Or, il advint qu’une épidémie terrible désola la contrée. Tous les jeunes gens furent frappés, et le plus grand nombre faillit en mourir.
Les symptômes du fléau étaient terrifiants. Le cœur cessait de battre, la tête se vidait, le moribond s’abêtissait. Les jeunes hommes, pareils à des pantins ridicules, se promenaient en ricanant, en achetant des cœurs à la foire, comme les enfants achètent des bâtons de sucre d’orge. Quand l’épidémie s’attaquait à de braves garçons, le mal se manifestait par une tristesse noire, une désespérance mortelle. Les artistes pleuraient d’impuissance devant leurs œuvres, les amants inassouvis allaient se jeter dans les rivières.
Vous pensez que la belle enfant sut se distinguer, en cette circonstance grave. Elle établit des ambulances, elle soigna les malades nuit et jour, usant ses lèvres à fermer les blessures, remerciant le ciel de la grande tâche qu’il lui donnait.

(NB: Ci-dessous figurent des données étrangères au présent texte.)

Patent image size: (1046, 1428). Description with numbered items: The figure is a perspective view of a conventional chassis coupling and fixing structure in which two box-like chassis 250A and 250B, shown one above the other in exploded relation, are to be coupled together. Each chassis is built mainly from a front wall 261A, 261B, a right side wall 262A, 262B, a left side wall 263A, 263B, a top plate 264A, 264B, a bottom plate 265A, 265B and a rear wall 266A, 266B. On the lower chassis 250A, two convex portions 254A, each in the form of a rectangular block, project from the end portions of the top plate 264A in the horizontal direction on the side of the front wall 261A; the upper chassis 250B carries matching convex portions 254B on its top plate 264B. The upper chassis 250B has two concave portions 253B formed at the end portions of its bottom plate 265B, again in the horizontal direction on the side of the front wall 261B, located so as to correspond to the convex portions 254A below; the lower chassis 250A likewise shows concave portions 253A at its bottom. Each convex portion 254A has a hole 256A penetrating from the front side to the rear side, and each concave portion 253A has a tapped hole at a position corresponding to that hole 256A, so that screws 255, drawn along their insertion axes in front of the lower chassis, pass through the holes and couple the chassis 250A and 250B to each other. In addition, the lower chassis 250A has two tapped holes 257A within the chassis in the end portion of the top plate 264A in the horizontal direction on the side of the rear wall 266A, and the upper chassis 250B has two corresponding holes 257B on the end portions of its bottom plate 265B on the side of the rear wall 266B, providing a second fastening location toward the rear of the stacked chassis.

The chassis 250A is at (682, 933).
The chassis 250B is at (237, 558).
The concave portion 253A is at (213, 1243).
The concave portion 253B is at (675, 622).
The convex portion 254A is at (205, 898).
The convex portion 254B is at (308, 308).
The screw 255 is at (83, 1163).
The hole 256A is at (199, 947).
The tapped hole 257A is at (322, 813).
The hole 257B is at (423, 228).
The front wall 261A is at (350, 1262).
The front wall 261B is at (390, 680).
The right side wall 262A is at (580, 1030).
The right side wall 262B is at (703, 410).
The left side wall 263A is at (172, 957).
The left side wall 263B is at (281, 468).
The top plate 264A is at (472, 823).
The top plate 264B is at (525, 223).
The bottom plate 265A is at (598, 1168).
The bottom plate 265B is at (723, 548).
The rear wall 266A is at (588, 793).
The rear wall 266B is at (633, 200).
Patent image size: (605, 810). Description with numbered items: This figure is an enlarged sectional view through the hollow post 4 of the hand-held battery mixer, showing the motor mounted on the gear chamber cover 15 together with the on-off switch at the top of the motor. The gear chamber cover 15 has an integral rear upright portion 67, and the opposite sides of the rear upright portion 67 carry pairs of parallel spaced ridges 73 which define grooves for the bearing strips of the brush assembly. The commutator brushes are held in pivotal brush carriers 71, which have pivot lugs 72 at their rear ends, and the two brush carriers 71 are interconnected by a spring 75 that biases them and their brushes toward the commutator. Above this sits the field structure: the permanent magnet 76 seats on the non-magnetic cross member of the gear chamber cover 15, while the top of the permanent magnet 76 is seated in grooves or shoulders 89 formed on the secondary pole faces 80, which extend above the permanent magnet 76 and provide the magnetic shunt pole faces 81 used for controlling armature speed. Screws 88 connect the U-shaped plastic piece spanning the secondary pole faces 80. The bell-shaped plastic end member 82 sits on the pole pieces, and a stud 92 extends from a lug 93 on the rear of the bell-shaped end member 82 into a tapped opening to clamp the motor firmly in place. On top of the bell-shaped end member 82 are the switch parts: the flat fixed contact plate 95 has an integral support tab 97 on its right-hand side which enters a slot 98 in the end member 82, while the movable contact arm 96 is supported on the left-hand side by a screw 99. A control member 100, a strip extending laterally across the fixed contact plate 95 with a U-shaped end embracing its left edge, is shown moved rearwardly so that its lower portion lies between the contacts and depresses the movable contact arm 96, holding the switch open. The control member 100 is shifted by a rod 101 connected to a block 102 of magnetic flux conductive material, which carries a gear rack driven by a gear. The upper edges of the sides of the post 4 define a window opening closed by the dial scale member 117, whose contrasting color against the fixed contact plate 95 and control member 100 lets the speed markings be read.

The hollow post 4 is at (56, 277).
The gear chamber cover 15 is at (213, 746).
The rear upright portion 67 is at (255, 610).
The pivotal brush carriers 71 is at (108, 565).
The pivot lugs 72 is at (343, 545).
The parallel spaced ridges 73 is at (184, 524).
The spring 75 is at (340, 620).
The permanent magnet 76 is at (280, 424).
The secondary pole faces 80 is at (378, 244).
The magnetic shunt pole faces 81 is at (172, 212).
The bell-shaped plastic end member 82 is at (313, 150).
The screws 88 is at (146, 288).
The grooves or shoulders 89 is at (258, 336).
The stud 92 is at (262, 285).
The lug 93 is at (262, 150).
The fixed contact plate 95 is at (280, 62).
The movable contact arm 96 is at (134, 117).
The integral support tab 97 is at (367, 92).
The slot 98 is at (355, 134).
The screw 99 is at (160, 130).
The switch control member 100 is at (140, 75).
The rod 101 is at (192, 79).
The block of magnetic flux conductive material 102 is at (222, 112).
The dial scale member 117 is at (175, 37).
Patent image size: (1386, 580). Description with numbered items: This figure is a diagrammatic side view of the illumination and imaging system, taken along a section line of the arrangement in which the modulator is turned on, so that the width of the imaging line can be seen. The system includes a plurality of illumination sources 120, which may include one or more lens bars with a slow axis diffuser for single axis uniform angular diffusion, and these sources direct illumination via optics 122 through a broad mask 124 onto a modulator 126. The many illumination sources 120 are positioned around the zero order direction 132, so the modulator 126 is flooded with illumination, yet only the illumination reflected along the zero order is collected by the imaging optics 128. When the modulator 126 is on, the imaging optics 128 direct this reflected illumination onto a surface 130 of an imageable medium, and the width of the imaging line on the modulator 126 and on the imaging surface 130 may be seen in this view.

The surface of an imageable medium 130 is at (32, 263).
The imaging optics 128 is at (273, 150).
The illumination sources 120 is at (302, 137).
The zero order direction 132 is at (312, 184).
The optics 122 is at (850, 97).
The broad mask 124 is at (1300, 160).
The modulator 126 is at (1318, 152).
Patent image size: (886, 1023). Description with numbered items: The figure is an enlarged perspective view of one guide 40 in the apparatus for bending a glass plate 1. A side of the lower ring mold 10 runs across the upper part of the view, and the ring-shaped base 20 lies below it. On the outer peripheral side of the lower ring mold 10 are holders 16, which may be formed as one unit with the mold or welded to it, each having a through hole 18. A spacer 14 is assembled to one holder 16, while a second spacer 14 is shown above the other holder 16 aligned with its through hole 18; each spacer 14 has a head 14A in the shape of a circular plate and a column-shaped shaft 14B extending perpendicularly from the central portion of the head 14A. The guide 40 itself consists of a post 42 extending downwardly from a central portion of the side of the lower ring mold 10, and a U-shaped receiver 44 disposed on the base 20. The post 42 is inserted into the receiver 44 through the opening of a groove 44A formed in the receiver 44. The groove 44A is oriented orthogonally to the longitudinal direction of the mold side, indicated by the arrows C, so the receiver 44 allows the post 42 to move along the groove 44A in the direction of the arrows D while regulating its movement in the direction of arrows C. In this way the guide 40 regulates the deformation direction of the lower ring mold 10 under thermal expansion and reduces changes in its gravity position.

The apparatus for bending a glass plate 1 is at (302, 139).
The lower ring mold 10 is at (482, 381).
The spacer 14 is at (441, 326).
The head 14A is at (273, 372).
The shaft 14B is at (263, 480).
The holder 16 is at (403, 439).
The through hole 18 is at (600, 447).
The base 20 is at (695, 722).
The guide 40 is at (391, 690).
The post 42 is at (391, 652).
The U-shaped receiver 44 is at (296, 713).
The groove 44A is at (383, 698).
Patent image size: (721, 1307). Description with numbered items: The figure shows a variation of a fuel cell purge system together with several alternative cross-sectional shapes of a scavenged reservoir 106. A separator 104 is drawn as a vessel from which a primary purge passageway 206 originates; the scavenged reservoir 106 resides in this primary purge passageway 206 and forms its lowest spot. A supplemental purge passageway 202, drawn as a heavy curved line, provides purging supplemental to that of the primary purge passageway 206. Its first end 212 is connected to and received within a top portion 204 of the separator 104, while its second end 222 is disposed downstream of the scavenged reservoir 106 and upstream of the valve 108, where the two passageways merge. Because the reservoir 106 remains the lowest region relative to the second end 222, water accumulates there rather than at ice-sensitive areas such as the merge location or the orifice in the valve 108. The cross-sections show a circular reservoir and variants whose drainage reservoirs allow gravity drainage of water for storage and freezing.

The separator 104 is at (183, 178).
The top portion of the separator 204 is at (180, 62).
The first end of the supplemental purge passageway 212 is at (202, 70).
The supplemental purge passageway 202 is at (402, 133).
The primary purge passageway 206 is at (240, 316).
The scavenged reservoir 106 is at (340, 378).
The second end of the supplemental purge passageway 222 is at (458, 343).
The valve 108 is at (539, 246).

Elle fut une providence pour les jeunes hommes. Elle en sauva un grand nombre. Ceux dont elle ne put guérir le cœur, furent ceux qui n’avaient déjà plus de cœur. Son traitement était simple : elle donnait aux malades ses mains secourables, son souffle tiède. Jamais elle ne demandait un payement. Elle se ruinait avec insouciance, faisant l’aumône à pleine bouche.
Aussi les avares du temps hochaient-ils la tête, en voyant la jeune prodigue disperser de la sorte la grande fortune de ses grâces. Ils disaient entre eux :
– Elle mourra sur la paille, elle qui donne le sang de son cœur, sans jamais en peser les gouttes.